Abstract

Look around you and you might be surprised to learn that the culture of your hospital is changing. For years, policy wonks complained that the major barrier to improving clinical care and productivity was the intransigent culture of healthcare organizations. If you want to achieve change, the argument goes, change the culture.
Anybody who has run a business will probably support that view, but they may have achieved their ends through a ruthless clear out of staff so imbued with undesirable cultural traits that they will never change. Such drastic measures are generally difficult in the public sector, even if you accept that they might be right.
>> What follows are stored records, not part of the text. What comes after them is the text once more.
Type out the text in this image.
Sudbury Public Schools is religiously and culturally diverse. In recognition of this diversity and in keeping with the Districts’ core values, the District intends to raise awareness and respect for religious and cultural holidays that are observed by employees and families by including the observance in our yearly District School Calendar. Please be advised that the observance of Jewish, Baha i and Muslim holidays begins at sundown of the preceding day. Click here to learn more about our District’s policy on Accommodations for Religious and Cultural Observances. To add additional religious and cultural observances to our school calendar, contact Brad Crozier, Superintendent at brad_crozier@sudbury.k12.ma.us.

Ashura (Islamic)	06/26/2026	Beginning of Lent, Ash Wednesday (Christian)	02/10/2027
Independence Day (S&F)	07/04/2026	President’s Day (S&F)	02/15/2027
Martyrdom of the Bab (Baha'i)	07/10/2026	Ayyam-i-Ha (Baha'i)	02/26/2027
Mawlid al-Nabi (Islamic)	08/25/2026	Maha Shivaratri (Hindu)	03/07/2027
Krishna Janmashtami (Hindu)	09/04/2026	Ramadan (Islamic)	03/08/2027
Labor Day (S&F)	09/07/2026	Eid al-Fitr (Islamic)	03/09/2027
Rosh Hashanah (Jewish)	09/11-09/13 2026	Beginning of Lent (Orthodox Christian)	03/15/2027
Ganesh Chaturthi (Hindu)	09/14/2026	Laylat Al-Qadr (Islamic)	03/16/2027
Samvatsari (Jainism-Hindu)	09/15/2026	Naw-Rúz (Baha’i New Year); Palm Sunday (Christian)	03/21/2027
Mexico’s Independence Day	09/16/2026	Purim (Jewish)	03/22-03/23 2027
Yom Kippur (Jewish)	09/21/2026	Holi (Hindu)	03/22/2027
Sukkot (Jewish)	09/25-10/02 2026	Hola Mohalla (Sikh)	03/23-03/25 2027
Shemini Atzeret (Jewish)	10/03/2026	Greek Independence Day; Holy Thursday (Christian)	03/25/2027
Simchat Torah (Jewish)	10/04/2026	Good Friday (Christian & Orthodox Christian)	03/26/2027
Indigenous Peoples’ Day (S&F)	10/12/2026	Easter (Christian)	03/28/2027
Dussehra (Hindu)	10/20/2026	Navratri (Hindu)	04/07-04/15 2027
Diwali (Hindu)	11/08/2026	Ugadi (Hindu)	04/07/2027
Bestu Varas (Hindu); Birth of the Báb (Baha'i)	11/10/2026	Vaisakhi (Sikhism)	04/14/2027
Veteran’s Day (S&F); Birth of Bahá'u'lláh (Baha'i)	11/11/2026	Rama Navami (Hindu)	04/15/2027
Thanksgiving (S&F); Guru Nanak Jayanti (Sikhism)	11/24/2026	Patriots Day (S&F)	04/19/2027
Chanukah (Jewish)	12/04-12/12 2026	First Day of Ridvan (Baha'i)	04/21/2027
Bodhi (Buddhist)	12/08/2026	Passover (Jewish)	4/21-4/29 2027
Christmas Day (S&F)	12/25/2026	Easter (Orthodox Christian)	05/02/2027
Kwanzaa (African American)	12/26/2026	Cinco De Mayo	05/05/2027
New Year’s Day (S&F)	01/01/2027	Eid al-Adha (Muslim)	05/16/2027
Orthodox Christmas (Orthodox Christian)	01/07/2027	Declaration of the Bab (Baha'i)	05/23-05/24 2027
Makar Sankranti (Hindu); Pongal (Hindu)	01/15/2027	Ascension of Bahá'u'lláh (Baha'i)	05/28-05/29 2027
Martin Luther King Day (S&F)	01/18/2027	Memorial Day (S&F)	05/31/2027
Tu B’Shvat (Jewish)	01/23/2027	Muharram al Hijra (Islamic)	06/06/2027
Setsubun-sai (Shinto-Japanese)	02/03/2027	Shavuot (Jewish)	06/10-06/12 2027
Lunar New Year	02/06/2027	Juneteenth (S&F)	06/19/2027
Management textbooks will persuade you that you can apply generic management or business rules to any organizational challenge. Yet some organizations and businesses are so complex that unless senior managers sufficiently understand the operational challenges, applying generic solutions is a fool’s errand.
One fundamental issue is that clinicians and managers relate to their hospital in very different ways. Senior clinicians are there for life, a fabric of the community, and motivated by the clinical outcomes of their patients. Managers are more transient, likely to transfer out at the first sniff of a better salary – or trouble – and motivated to meet the needs of the health service and economic targets.
Managers tend to be consumed by the challenge of cultural change. It is their route to success by focusing clinical colleagues on what’s important. But hospital managers are just as resistant to cultural change as the rest of us, as Gerry Robinson discovered in his exploration of Rotherham District General Hospital.
Indeed, the evidence of Mannion and colleagues published in this month’s JRSM demonstrates how senior hospital managers in England have adopted a ‘clan’ culture for much of this decade (
What that means in practice is unclear to me – and possibly even the researchers – but hospital managers now seem to be shifting to a ‘rational’ culture, which is competitive, acquisitive, and bonded by competition and an emphasis on winning.
A shift to a rational culture, explain Mannion and colleagues, is to be expected in a pro-market environment but has only just emerged. This change in the dominant culture of hospital management will mean that healthcare organizations will pursue more competitive strategies.
While this result will please politicians and policy-makers, the effects on professional behaviour, patient experience and clinical outcomes remain unclear. In a commercial organization, cultural change among the management would have a chance of trickling down throughout the ranks. But hospitals usually have two sets of leaders: managers and clinicians, and unless both adopt a common culture change is unlikely. Let’s end this managerial confusion. Clinicians with management skills should run hospitals. That’s cultural change for you.